Si Claire Fanjul a enseigné un temps à la fac et dans une école de graphisme à Lille, aujourd’hui elle ne se consacre plus qu’à son art. Quand on lui demande ce qu’elle fait dans la vie, elle hésite entre dessinatrice et illustratrice. « Artiste plasticienne, je n’aime pas. » Alors, parfois, elle se contente de répondre : « Allez voir mon compte Instagram ! » A 34 ans, elle est déjà représentée par des galeries à Paris (Artima et Olivier Waltman), Bruxelles (Art22 Gallery), au Luxembourg (Mob-Art studio) et dans plusieurs foires à New York. L’un de ses faits d’armes : son dessin La Folle Parade, où se côtoient chevaux, oiseaux, chiens, lapins, papillons… la liste est longue. Il vient d’être édité par la maison Hermès, qui en a fait un foulard, un gavroche, un twilly et un bracelet. Mais Claire Fanjul a également réalisé des pochettes de disques, des cartographies, détourné des logos, illustré un conte pour enfants ou encore le guide du Fooding Brooklyn Fling de 2012. Elle adapte son univers à ceux des autres : ça marche et ça plait. Si bien qu’en 2019, Arte lui a consacrée un portrait dans l’émission Métropolis.
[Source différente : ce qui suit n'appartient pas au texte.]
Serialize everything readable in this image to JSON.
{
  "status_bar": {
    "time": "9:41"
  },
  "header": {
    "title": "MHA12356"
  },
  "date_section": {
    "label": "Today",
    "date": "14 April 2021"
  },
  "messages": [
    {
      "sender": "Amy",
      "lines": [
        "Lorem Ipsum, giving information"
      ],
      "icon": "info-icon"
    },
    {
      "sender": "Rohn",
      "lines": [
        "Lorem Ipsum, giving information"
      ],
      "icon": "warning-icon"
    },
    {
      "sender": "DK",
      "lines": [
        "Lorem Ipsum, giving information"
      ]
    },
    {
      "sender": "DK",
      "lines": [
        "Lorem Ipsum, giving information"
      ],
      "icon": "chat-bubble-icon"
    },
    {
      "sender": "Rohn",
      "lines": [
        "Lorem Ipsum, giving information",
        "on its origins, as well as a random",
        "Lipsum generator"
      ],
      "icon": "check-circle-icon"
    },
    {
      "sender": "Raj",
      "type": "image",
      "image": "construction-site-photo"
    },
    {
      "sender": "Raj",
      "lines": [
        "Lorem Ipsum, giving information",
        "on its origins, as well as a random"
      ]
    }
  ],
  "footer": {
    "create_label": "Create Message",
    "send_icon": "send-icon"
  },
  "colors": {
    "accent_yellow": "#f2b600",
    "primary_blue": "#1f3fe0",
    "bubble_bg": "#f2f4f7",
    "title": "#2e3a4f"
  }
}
Même pendant le confinement, elle a été repérée - sur Instagram - par l’ébéniste-artiste Kostia, qui lui a proposé une collaboration.

Bal « masqué », tabouret de Jean Prouvé et maison d’arrêt de Douai

Pour cette rentrée 2020, son carnet de bal « masqué » affiche déjà complet. Claire Fanjul sera représentée par le galeriste Olivier Waltman au salon Ddessin, du 18 au 20 septembre à l’Atelier Richelieu (60 rue de Richelieu, Paris 2e). Puis, une sélection de ses œuvres seront accrochées chez Artima (4 rue du Pas de la Mule, Paris 3e) d’ici à l’hiver, dans le cadre de l’expo Cosmos. Enfin, sollicitée par le peintre Gérard Garouste, elle vient de customiser un tabouret de Jean Prouvé, qui sera vendu aux enchères - avec une cinquantaine de créations d’autres artistes sur d’autres pièces de mobilier -  le 7 décembre, au profit de La Source. Cette association, à « vocation sociale et éducative », organise des ateliers pour sensibiliser les jeunes à l’art. Une façon de transmettre qui séduit Claire Fanjul. Car l’ex-prof reste sensible à l’idée de partager savoir et savoir-faire. La preuve : elle n’a pas hésité à initier au dessin des détenus de la maison d’arrêt de Douai, dans le cadre d’une opération menée par le Louvre-Lens.